Wednesday, September 19, 2007

How the World Works

[Brilliant writing and analysis from the blog 'AfterTheFuture'. click title above to read full post]

...this is the way the world works. Power uses power to consolidate power. The power system is self-perpetuating because it only hires and promotes people who serve its interests without questioning them. And the system and those who serve it co-opt or threaten anybody who would question it. The beltway media are full of people who have been threatened or coopted, and they may or may not be consciously aware of their acquiescence.

They live in a culture of acquiescence to power, and so it is normal and expected behavior for them to acquiesce to it. They do it without thinking, taking their cues from whoever it is whose job it is to give such cues. And they take the cues because their careers and lifestyles depend on it. They would not have risen to the positions they hold now if they were not ambitiously good cue takers. And so they have a vested interest in praising and supporting those who, like them, take the cues and squelching anybody who refuses to take them, because their livelihood and wellbeing depends on the charade continuing.

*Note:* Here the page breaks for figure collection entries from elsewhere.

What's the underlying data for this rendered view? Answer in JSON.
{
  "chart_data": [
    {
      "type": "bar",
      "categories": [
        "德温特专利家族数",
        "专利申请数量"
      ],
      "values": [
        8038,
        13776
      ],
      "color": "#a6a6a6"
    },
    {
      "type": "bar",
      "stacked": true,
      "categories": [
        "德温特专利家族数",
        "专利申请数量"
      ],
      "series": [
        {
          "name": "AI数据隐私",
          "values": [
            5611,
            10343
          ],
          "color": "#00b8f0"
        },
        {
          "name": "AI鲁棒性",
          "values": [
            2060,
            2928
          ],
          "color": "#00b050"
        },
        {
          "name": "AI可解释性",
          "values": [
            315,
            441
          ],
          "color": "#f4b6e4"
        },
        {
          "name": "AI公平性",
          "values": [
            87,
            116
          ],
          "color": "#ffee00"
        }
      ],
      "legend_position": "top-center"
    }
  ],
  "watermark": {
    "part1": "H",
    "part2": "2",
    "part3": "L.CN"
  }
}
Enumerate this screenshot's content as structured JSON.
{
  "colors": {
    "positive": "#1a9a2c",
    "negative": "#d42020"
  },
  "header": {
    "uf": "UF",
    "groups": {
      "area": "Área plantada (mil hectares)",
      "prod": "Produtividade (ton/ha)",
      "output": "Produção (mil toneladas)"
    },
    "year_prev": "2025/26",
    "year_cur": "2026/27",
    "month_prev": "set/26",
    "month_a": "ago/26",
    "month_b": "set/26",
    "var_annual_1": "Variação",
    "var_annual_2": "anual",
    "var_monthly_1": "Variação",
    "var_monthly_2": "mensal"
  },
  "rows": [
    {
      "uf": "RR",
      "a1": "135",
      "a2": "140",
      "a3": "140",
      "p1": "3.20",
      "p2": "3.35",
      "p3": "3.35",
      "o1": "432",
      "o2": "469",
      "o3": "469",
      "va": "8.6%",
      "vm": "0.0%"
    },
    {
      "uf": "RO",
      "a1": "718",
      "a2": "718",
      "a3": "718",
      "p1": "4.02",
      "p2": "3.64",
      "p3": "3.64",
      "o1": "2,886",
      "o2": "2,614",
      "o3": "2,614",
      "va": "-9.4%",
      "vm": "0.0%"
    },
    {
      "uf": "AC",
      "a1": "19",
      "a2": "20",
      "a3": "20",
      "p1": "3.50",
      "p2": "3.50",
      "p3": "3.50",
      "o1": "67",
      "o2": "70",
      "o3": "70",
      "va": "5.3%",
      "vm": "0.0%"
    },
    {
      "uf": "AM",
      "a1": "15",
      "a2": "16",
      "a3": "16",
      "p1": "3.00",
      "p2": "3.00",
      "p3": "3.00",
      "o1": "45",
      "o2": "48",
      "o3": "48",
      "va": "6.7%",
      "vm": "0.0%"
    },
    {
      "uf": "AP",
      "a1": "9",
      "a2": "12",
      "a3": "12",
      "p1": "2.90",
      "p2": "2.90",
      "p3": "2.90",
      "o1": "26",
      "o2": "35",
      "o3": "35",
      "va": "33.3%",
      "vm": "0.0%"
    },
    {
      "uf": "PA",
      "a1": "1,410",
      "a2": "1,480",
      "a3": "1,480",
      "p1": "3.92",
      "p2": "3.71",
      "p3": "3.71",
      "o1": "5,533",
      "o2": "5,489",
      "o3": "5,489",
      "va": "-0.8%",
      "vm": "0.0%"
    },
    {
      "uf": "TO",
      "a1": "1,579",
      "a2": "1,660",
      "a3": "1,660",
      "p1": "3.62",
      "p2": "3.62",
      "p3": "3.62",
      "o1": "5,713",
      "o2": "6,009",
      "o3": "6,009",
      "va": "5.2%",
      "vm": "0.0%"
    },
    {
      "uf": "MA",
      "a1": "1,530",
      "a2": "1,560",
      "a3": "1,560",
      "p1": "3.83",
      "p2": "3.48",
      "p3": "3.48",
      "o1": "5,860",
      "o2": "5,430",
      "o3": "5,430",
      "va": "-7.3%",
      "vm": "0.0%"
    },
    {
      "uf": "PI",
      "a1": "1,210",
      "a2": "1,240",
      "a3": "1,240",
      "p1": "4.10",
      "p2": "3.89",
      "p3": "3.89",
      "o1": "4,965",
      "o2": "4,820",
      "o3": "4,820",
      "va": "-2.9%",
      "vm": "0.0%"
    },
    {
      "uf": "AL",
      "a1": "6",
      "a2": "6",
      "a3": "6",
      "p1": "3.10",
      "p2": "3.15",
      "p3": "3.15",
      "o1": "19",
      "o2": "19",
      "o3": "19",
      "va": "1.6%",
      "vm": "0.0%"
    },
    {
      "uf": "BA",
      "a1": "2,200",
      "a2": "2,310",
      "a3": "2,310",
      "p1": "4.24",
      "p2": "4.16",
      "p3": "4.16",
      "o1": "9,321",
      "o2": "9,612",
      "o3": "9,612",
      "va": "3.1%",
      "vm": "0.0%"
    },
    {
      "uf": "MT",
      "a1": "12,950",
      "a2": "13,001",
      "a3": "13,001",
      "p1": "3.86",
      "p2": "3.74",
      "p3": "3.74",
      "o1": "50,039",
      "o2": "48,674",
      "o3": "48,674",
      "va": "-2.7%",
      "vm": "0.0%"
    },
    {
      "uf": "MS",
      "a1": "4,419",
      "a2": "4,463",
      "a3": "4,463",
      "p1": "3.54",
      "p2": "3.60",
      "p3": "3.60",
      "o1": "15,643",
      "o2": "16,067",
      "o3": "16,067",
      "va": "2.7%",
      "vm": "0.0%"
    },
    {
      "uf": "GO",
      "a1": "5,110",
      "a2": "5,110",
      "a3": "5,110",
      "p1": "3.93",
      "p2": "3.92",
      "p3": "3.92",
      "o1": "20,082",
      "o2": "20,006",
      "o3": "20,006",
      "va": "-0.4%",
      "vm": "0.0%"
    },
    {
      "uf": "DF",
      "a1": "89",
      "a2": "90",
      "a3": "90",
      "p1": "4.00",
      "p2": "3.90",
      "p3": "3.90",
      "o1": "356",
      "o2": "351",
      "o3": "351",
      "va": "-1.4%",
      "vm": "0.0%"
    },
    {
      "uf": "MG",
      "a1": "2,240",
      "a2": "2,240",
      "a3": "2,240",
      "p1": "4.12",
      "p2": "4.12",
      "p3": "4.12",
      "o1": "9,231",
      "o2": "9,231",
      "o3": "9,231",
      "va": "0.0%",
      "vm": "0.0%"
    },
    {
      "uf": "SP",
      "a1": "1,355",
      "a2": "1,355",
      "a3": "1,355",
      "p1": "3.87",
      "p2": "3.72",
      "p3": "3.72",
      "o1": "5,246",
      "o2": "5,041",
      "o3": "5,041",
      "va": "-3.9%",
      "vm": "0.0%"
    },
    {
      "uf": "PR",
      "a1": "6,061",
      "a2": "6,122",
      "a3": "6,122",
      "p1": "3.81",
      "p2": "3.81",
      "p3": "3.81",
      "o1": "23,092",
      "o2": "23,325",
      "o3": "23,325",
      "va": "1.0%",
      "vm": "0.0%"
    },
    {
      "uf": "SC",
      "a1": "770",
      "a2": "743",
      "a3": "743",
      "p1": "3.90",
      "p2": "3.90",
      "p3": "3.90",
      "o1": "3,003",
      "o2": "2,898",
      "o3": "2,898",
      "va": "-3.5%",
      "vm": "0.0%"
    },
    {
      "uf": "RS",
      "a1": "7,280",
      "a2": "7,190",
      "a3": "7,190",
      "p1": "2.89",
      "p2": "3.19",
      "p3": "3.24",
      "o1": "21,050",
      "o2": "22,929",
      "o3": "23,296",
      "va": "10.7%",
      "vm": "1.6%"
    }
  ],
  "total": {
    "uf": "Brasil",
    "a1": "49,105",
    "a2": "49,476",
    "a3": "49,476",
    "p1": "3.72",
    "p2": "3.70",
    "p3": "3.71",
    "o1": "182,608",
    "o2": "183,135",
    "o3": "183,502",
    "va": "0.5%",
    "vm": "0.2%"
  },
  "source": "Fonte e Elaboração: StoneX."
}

And whether we approve or disapprove makes no difference because we don't hire them, and our criticisms have little or no impact on their performance. They perform for their bosses and for one another in this self-reinforcing fiction that keeps them all in the positions they worked so hard to obtain. The self-perpetuation of the system doesn't require conspiracies and evil geniuses, just a lot of people pursuing their self interests and forming alliances with others who understand the game and will help you out so long as you serve their interests and play by the rules. Challenging the rules is out of the question, and gets you kicked out of the game. A guy like Ralph Nader will never be taken seriously because he challenges the rules--and Liberals who want Nader thrown out of the game are basically acquiescing to the rules as they are set up. The problem with Liberals is basically their naive belief that the system still works.

Kamiya and Greenwald are like wide-eyed boys who are telling us the emperor has no clothes, but it doesn't matter because there are too many people with a vested interest in the charade continuing, and everyone who sees the truth of the situation has no imagination about what to do about it. And if they do, if they express their understandable outrage, they will get ridiculed, ostracized or even tasered and arrested. And for what? Will it change anything?

Nothing is going to happen in Washington until serious power coalitions develop that have weight enough to counter the enormous entrenched and unaccountable corporate and bureaucratic power that is the driving force behind, particularly, the M/I complex. There are other power centers, but this one is the most deeply entrenched and the most resistant to political control.

I don't think the people who serve these power centers are evil, but they are the banal servants of evil. What is needed are heroes. These servants of power are just ordinary human beings like the media types described above. They are ambitious, and they do what they are told in order to get ahead. Petraeus is the archetype of this kind of person. The media recognize one of their own--he's a talented brown-nose, nothing more. That's what is so facetious about his being lionized last week. People like him don't think about the big picture. They are given assignments, they complete them, and they are rewarded. They mostly believe they are doing good work, serving their country. They don't think about the implications too much, and they are too willing to believe the propaganda justifying their mission because to question it would undermine their career aspirations, and, anyway, what good what that do?

The power system is self-perpetuating in this way. To change it would require a high level of awareness and a level of heroic commitment from millions of people inside and outside of government. And what citizens do in the ballot box is irrelevant until a slate of candidates arise who say that they are willing to confront and subject this system to the will of the people. Until that happens, the charade continues, and while Republicans are the more obsequious in serving these power centers, the Democrats, as we've seen, haven't the political will to confront them. They, too, are careerists, and first and foremost is the fulfillment of their own and their consultants' ambitions, and that requires that they, too, play by the rules. That's what it takes to be taken seriously, and that's just how the world works.

P.S. The whole Greensapn Iraq was "largely about oil'" statement in his new book is an interesting breach of the rules that even he, the most serious of serious Beltway types, felt he had to back away from by convolutedly talking about the threat Saddam posed to the Straits of Hormuz (?!). Just say anything, Alan--Americans don't know where the straits are anyway, and don't care. Of course Iraq was and continues to be largely, if not most importantly, about oil. But it's against the rules to talk about oil. What was he thinking? Did Andrea know he slipped it into his book?